The Glacio-hydrological Degree-day Model (GDM) is a distributed model, but it is prone to uncertainties due to its conceptual nature, parameter estimation, and limited data in the Himalayan basins. To enhance accuracy without sacrificing interpretability, we propose a hybrid model approach that combines GDM with recurrent neural networks (RNNs), hereafter referred to as GDM–RNN. Three RNN types – a simple RNN model, a gated recurrent unit (GRU) model, and a long short-term memory (LSTM) model – are integrated with GDM. Rather than directly predicting streamflow, RNNs forecast GDM's residual errors. We assessed performance across different data availability scenarios, with promising results.

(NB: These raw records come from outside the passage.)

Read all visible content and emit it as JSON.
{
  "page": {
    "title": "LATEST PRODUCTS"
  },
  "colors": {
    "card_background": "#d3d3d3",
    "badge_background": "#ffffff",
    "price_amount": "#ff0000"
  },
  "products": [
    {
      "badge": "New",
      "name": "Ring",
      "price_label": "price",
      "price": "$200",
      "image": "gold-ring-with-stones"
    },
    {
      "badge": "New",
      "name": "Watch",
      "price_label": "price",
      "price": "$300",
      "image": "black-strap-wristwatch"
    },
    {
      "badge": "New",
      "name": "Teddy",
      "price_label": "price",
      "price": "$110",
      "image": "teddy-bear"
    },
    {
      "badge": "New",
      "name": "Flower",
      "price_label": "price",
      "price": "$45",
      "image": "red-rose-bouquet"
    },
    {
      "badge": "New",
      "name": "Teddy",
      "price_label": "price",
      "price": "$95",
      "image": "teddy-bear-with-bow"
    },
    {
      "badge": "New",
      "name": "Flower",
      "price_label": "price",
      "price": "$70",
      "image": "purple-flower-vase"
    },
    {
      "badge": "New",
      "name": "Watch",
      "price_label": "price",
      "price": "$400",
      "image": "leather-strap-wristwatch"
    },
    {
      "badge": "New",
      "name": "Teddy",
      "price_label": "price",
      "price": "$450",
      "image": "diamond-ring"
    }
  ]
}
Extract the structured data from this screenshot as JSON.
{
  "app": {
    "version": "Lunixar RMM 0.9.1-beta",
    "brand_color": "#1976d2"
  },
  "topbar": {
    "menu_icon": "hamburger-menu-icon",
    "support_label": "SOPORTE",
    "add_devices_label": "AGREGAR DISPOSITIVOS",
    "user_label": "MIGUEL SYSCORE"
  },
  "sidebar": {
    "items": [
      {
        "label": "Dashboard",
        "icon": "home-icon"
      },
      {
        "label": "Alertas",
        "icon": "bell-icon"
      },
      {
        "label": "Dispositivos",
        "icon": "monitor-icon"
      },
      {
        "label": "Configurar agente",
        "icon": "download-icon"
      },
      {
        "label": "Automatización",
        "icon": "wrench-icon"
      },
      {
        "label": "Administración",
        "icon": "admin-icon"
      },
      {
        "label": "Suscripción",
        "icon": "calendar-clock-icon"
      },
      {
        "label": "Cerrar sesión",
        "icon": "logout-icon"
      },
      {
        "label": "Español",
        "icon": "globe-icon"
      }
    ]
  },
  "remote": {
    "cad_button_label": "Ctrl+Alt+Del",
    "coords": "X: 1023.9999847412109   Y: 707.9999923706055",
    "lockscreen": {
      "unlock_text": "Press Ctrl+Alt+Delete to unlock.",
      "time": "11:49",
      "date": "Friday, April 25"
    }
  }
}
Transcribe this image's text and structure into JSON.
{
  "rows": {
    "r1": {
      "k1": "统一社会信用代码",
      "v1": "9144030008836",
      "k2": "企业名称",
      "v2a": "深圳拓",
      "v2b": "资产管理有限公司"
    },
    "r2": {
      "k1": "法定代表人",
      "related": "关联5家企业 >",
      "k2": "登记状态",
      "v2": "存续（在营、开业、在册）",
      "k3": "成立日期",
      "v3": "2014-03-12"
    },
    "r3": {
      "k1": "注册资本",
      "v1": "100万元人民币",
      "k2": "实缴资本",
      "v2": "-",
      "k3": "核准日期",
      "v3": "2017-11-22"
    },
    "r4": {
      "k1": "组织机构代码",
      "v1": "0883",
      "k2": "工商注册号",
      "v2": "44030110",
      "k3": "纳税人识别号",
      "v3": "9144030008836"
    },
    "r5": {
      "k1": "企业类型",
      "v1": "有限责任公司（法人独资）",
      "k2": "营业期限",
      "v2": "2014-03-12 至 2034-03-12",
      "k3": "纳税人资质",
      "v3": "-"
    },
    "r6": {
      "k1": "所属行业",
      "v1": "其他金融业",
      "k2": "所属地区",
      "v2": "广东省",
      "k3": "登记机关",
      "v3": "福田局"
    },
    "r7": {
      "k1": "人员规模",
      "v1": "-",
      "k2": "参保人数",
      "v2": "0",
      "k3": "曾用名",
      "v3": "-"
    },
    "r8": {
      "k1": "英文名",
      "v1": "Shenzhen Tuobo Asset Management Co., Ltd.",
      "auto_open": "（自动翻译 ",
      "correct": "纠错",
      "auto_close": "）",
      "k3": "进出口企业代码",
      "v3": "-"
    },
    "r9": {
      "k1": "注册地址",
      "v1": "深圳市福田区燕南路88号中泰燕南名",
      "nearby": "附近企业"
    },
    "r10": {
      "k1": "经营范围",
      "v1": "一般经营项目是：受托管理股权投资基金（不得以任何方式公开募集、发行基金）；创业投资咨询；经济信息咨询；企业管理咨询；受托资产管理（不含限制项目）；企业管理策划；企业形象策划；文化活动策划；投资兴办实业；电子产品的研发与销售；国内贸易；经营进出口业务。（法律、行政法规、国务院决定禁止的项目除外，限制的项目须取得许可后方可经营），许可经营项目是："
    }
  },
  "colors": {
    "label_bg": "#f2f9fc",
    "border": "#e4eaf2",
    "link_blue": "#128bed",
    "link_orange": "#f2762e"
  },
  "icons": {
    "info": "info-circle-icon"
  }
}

Under limited-data conditions (1 year of data), GDM–RNN models (GDM–simple RNN, GDM–LSTM, and GDM–GRU) outperformed standalone GDM and machine learning models. Compared with GDM's respective Nash–Sutcliffe efficiency (NSE), R2, and percent bias (PBIAS) values of 0.80, 0.63, and −4.78, the corresponding values for the GDM–simple RNN were 0.85, 0.82, and −6.21; for GDM–LSTM, they were 0.86, 0.79, and −6.37; and for GDM–GRU, they were 0.85, 0.8, and −5.64. Machine learning models yielded similar results, with the simple RNN at 0.81, 0.7, and −16.6; LSTM at 0.79, 0.65, and −21.42; and GRU at 0.82, 0.75, and −12.29, respectively. Our study highlights the potential of machine learning with respect to enhancing streamflow predictions in data-scarce Himalayan basins while preserving physical streamflow mechanisms.